MARTIN CULLEN, Minister for Arts, Tourism and Sport, has said he will not scrap the artists’ exemption as proposed by the Commission on Taxation.
The commission said the exemption was “deadweight” as those who benefited from it would have been involved in artistic activity anyway. It also concluded that it was unfair.
Mr Cullen described as “nonsense” the suggestion that the exemption costs the exchequer between €36 million and €38 million every year.
He said that figure pertained to 2006, the year before a €250,000 cap was put on the exemption, and the cost to the exchequer since has been “minuscule”.
“It is really important to point out that it is a statement by Ireland about how it treasures its artistic community and what it means for our country home and abroad.
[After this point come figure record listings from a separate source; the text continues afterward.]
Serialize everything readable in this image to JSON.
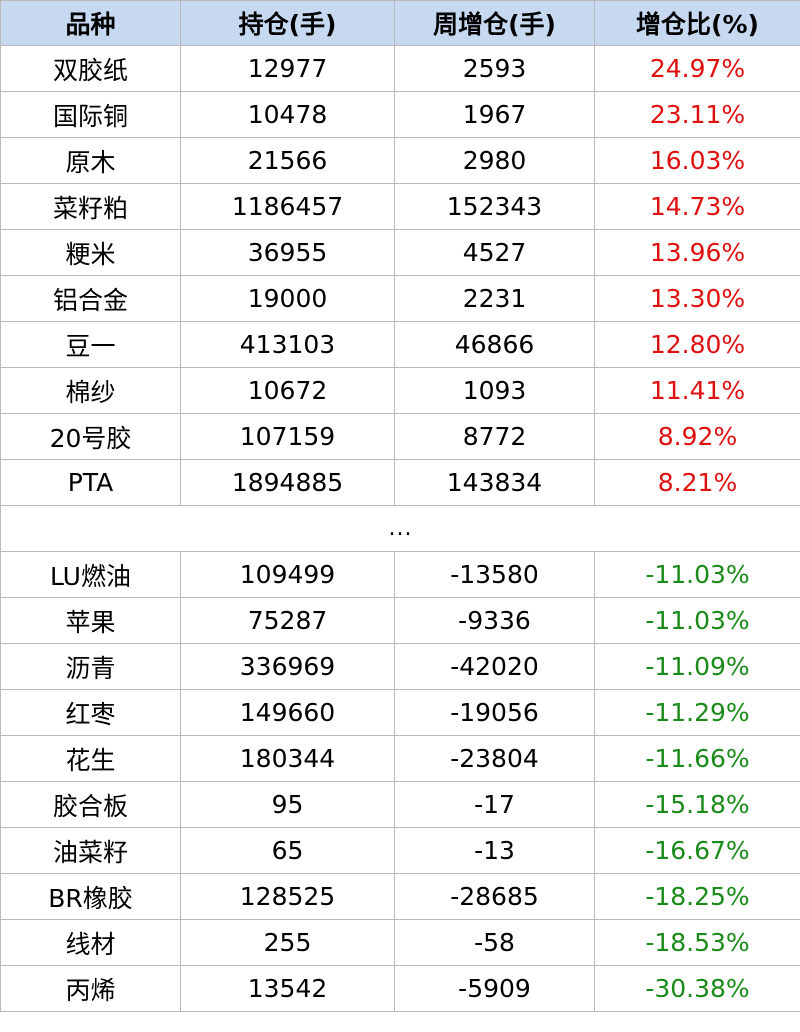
{
  "colors": {
    "header_bg": "#c6d9f1",
    "increase": "#e01010",
    "decrease": "#1a8a1a",
    "border": "#b9b9b9"
  },
  "table": {
    "headers": [
      "品种",
      "持仓(手)",
      "周增仓(手)",
      "增仓比(%)"
    ],
    "top_rows": [
      {
        "name": "双胶纸",
        "position": "12977",
        "weekly_change": "2593",
        "ratio": "24.97%"
      },
      {
        "name": "国际铜",
        "position": "10478",
        "weekly_change": "1967",
        "ratio": "23.11%"
      },
      {
        "name": "原木",
        "position": "21566",
        "weekly_change": "2980",
        "ratio": "16.03%"
      },
      {
        "name": "菜籽粕",
        "position": "1186457",
        "weekly_change": "152343",
        "ratio": "14.73%"
      },
      {
        "name": "粳米",
        "position": "36955",
        "weekly_change": "4527",
        "ratio": "13.96%"
      },
      {
        "name": "铝合金",
        "position": "19000",
        "weekly_change": "2231",
        "ratio": "13.30%"
      },
      {
        "name": "豆一",
        "position": "413103",
        "weekly_change": "46866",
        "ratio": "12.80%"
      },
      {
        "name": "棉纱",
        "position": "10672",
        "weekly_change": "1093",
        "ratio": "11.41%"
      },
      {
        "name": "20号胶",
        "position": "107159",
        "weekly_change": "8772",
        "ratio": "8.92%"
      },
      {
        "name": "PTA",
        "position": "1894885",
        "weekly_change": "143834",
        "ratio": "8.21%"
      }
    ],
    "separator": "...",
    "bottom_rows": [
      {
        "name": "LU燃油",
        "position": "109499",
        "weekly_change": "-13580",
        "ratio": "-11.03%"
      },
      {
        "name": "苹果",
        "position": "75287",
        "weekly_change": "-9336",
        "ratio": "-11.03%"
      },
      {
        "name": "沥青",
        "position": "336969",
        "weekly_change": "-42020",
        "ratio": "-11.09%"
      },
      {
        "name": "红枣",
        "position": "149660",
        "weekly_change": "-19056",
        "ratio": "-11.29%"
      },
      {
        "name": "花生",
        "position": "180344",
        "weekly_change": "-23804",
        "ratio": "-11.66%"
      },
      {
        "name": "胶合板",
        "position": "95",
        "weekly_change": "-17",
        "ratio": "-15.18%"
      },
      {
        "name": "油菜籽",
        "position": "65",
        "weekly_change": "-13",
        "ratio": "-16.67%"
      },
      {
        "name": "BR橡胶",
        "position": "128525",
        "weekly_change": "-28685",
        "ratio": "-18.25%"
      },
      {
        "name": "线材",
        "position": "255",
        "weekly_change": "-58",
        "ratio": "-18.53%"
      },
      {
        "name": "丙烯",
        "position": "13542",
        "weekly_change": "-5909",
        "ratio": "-30.38%"
      }
    ]
  }
}
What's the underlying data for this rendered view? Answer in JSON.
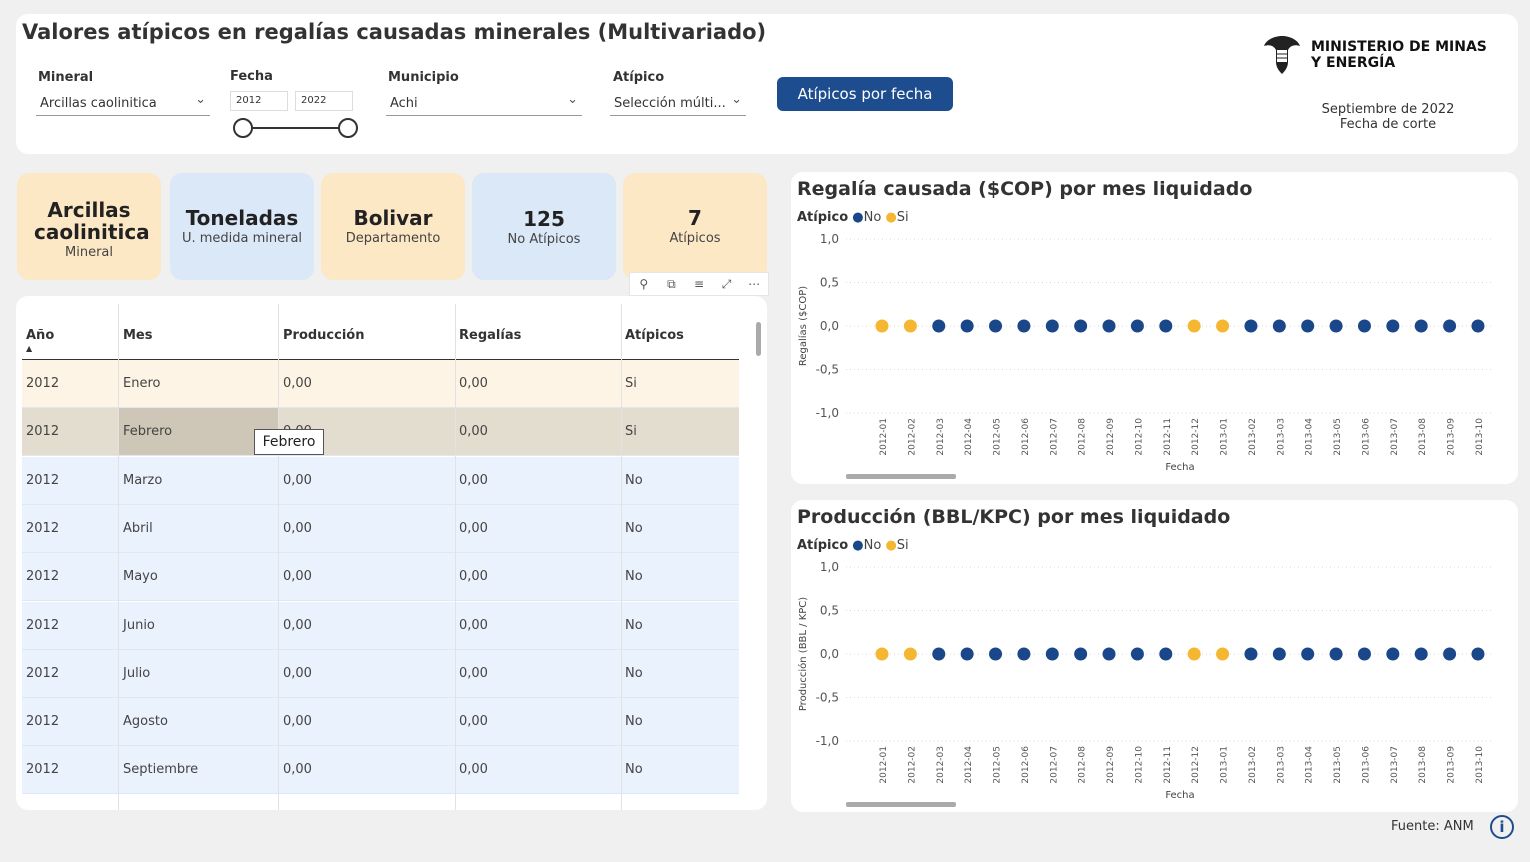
{
  "header": {
    "title": "Valores atípicos en regalías causadas minerales (Multivariado)",
    "mineral": {
      "label": "Mineral",
      "value": "Arcillas caolinitica"
    },
    "fecha": {
      "label": "Fecha",
      "from": "2012",
      "to": "2022"
    },
    "municipio": {
      "label": "Municipio",
      "value": "Achi"
    },
    "atipico": {
      "label": "Atípico",
      "value": "Selección múlti..."
    },
    "button_label": "Atípicos por fecha",
    "ministry": [
      "MINISTERIO DE MINAS",
      "Y ENERGÍA"
    ],
    "cut_date": "Septiembre de 2022",
    "cut_label": "Fecha de corte"
  },
  "cards": [
    {
      "big": "Arcillas caolinitica",
      "small": "Mineral",
      "color": "#fde8c6"
    },
    {
      "big": "Toneladas",
      "small": "U. medida mineral",
      "color": "#dbe8f8"
    },
    {
      "big": "Bolivar",
      "small": "Departamento",
      "color": "#fde8c6"
    },
    {
      "big": "125",
      "small": "No Atípicos",
      "color": "#dbe8f8"
    },
    {
      "big": "7",
      "small": "Atípicos",
      "color": "#fde8c6"
    }
  ],
  "visual_header_icons": [
    "pin-icon",
    "copy-icon",
    "filter-icon",
    "focus-icon",
    "more-icon"
  ],
  "table": {
    "columns": [
      "Año",
      "Mes",
      "Producción",
      "Regalías",
      "Atípicos"
    ],
    "rows": [
      [
        "2012",
        "Enero",
        "0,00",
        "0,00",
        "Si"
      ],
      [
        "2012",
        "Febrero",
        "0,00",
        "0,00",
        "Si"
      ],
      [
        "2012",
        "Marzo",
        "0,00",
        "0,00",
        "No"
      ],
      [
        "2012",
        "Abril",
        "0,00",
        "0,00",
        "No"
      ],
      [
        "2012",
        "Mayo",
        "0,00",
        "0,00",
        "No"
      ],
      [
        "2012",
        "Junio",
        "0,00",
        "0,00",
        "No"
      ],
      [
        "2012",
        "Julio",
        "0,00",
        "0,00",
        "No"
      ],
      [
        "2012",
        "Agosto",
        "0,00",
        "0,00",
        "No"
      ],
      [
        "2012",
        "Septiembre",
        "0,00",
        "0,00",
        "No"
      ]
    ],
    "tooltip": "Febrero"
  },
  "colors": {
    "no": "#1a4789",
    "si": "#f5b731",
    "row_si": "#fdf4e6",
    "row_no": "#eaf2fd",
    "row_selected": "#e3ddd0"
  },
  "chart_data": [
    {
      "type": "scatter",
      "title": "Regalía causada ($COP) por mes liquidado",
      "legend_title": "Atípico",
      "legend": [
        "No",
        "Si"
      ],
      "xlabel": "Fecha",
      "ylabel": "Regalías ($COP)",
      "ylim": [
        -1,
        1
      ],
      "yticks": [
        "1,0",
        "0,5",
        "0,0",
        "-0,5",
        "-1,0"
      ],
      "x": [
        "2012-01",
        "2012-02",
        "2012-03",
        "2012-04",
        "2012-05",
        "2012-06",
        "2012-07",
        "2012-08",
        "2012-09",
        "2012-10",
        "2012-11",
        "2012-12",
        "2013-01",
        "2013-02",
        "2013-03",
        "2013-04",
        "2013-05",
        "2013-06",
        "2013-07",
        "2013-08",
        "2013-09",
        "2013-10"
      ],
      "y": [
        0,
        0,
        0,
        0,
        0,
        0,
        0,
        0,
        0,
        0,
        0,
        0,
        0,
        0,
        0,
        0,
        0,
        0,
        0,
        0,
        0,
        0
      ],
      "atipico": [
        "Si",
        "Si",
        "No",
        "No",
        "No",
        "No",
        "No",
        "No",
        "No",
        "No",
        "No",
        "Si",
        "Si",
        "No",
        "No",
        "No",
        "No",
        "No",
        "No",
        "No",
        "No",
        "No"
      ]
    },
    {
      "type": "scatter",
      "title": "Producción (BBL/KPC) por mes liquidado",
      "legend_title": "Atípico",
      "legend": [
        "No",
        "Si"
      ],
      "xlabel": "Fecha",
      "ylabel": "Producción (BBL / KPC)",
      "ylim": [
        -1,
        1
      ],
      "yticks": [
        "1,0",
        "0,5",
        "0,0",
        "-0,5",
        "-1,0"
      ],
      "x": [
        "2012-01",
        "2012-02",
        "2012-03",
        "2012-04",
        "2012-05",
        "2012-06",
        "2012-07",
        "2012-08",
        "2012-09",
        "2012-10",
        "2012-11",
        "2012-12",
        "2013-01",
        "2013-02",
        "2013-03",
        "2013-04",
        "2013-05",
        "2013-06",
        "2013-07",
        "2013-08",
        "2013-09",
        "2013-10"
      ],
      "y": [
        0,
        0,
        0,
        0,
        0,
        0,
        0,
        0,
        0,
        0,
        0,
        0,
        0,
        0,
        0,
        0,
        0,
        0,
        0,
        0,
        0,
        0
      ],
      "atipico": [
        "Si",
        "Si",
        "No",
        "No",
        "No",
        "No",
        "No",
        "No",
        "No",
        "No",
        "No",
        "Si",
        "Si",
        "No",
        "No",
        "No",
        "No",
        "No",
        "No",
        "No",
        "No",
        "No"
      ]
    }
  ],
  "footer": {
    "source": "Fuente: ANM",
    "info_glyph": "i"
  }
}
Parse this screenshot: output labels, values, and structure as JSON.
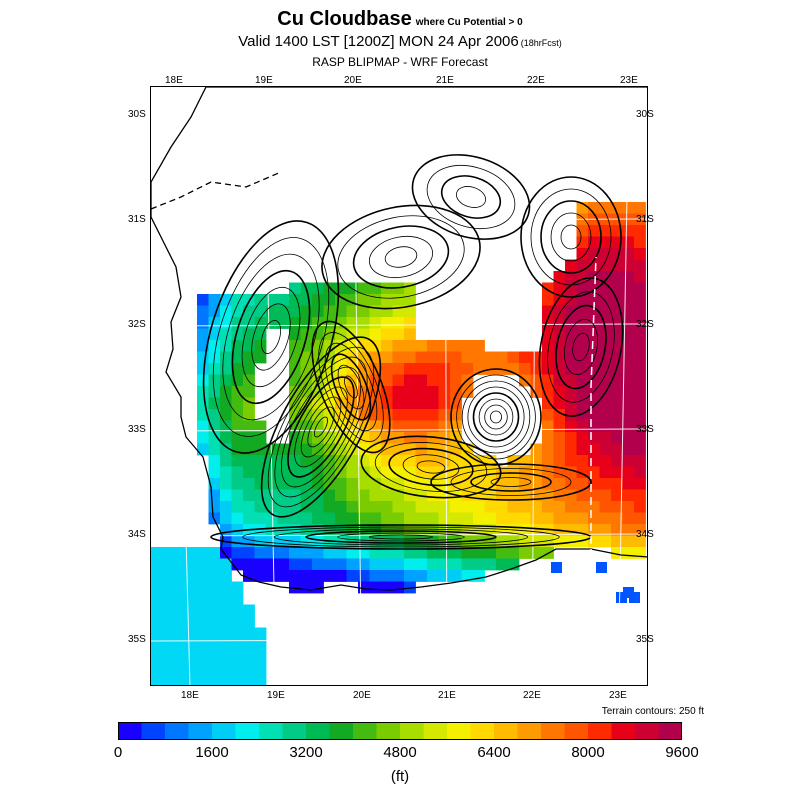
{
  "title": {
    "main": "Cu Cloudbase",
    "qualifier": "where Cu Potential > 0",
    "valid": "Valid 1400 LST [1200Z] MON 24 Apr 2006",
    "forecast": "(18hrFcst)",
    "model": "RASP BLIPMAP - WRF Forecast"
  },
  "map": {
    "lon_labels_top": [
      "18E",
      "19E",
      "20E",
      "21E",
      "22E",
      "23E"
    ],
    "lon_labels_bottom": [
      "18E",
      "19E",
      "20E",
      "21E",
      "22E",
      "23E"
    ],
    "lat_labels_left": [
      "30S",
      "31S",
      "32S",
      "33S",
      "34S",
      "35S"
    ],
    "lat_labels_right": [
      "30S",
      "31S",
      "32S",
      "33S",
      "34S",
      "35S"
    ],
    "terrain_note": "Terrain contours: 250 ft"
  },
  "colorbar": {
    "labels": [
      "0",
      "1600",
      "3200",
      "4800",
      "6400",
      "8000",
      "9600"
    ],
    "units": "(ft)",
    "colors": [
      "#1a00ff",
      "#0044ff",
      "#0077ff",
      "#00a2ff",
      "#00cdf5",
      "#00eeee",
      "#00e0b4",
      "#00cc88",
      "#00bb55",
      "#11aa22",
      "#44bb11",
      "#7acc00",
      "#a8dd00",
      "#d4e800",
      "#f5f000",
      "#ffd900",
      "#ffbb00",
      "#ff9a00",
      "#ff7700",
      "#ff5500",
      "#ff2a00",
      "#e8001a",
      "#cc0033",
      "#b3004d"
    ]
  }
}
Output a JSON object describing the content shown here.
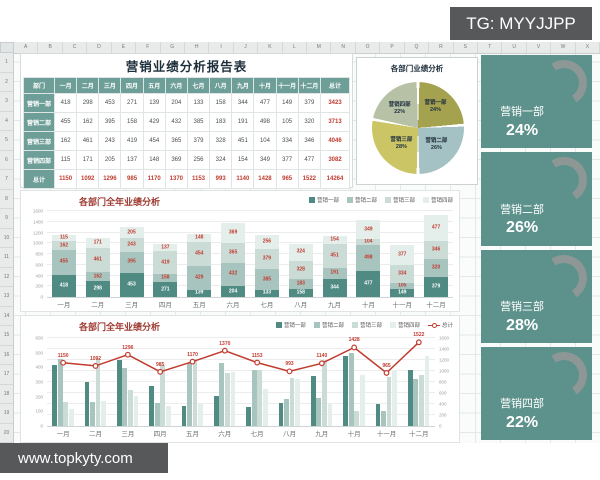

It is very important that we value this,” he told presenter Vincent Woods on yesterday’s Arts Tonight programme on RTÉ Radio 1.
Mr Cullen dismissed the McCarthy report, which recommended the abolition of his department, the Irish Film Board and Culture Ireland, as a “mathematical exercise”.
“He’s [report author Colm McCarthy] not elected, he doesn’t represent people, he’s not in the fulcrum of policy formulation,” he explained.
Too many aspects of the report were drawing a line over a figure without looking at the policy that underpinned it.
The Minister said earmarking the Irish Film Board for closure was an “horrific approach”. He had fought to keep the 100 per cent tax exemption last year because it helped to generate a €150 million industry.
Both it and Culture Ireland, which promote and advance Irish arts internationally, generated “far, far greater return” for the State than the money put into it in the first place.
He did, however, say that the arts community would have to endure cutbacks like every other part of society, but he declined to be drawn on where those cuts would come. Opposition to the McCarthy proposals is growing in the artistic community. The National Campaign for the Arts has been set up to campaign against the cuts.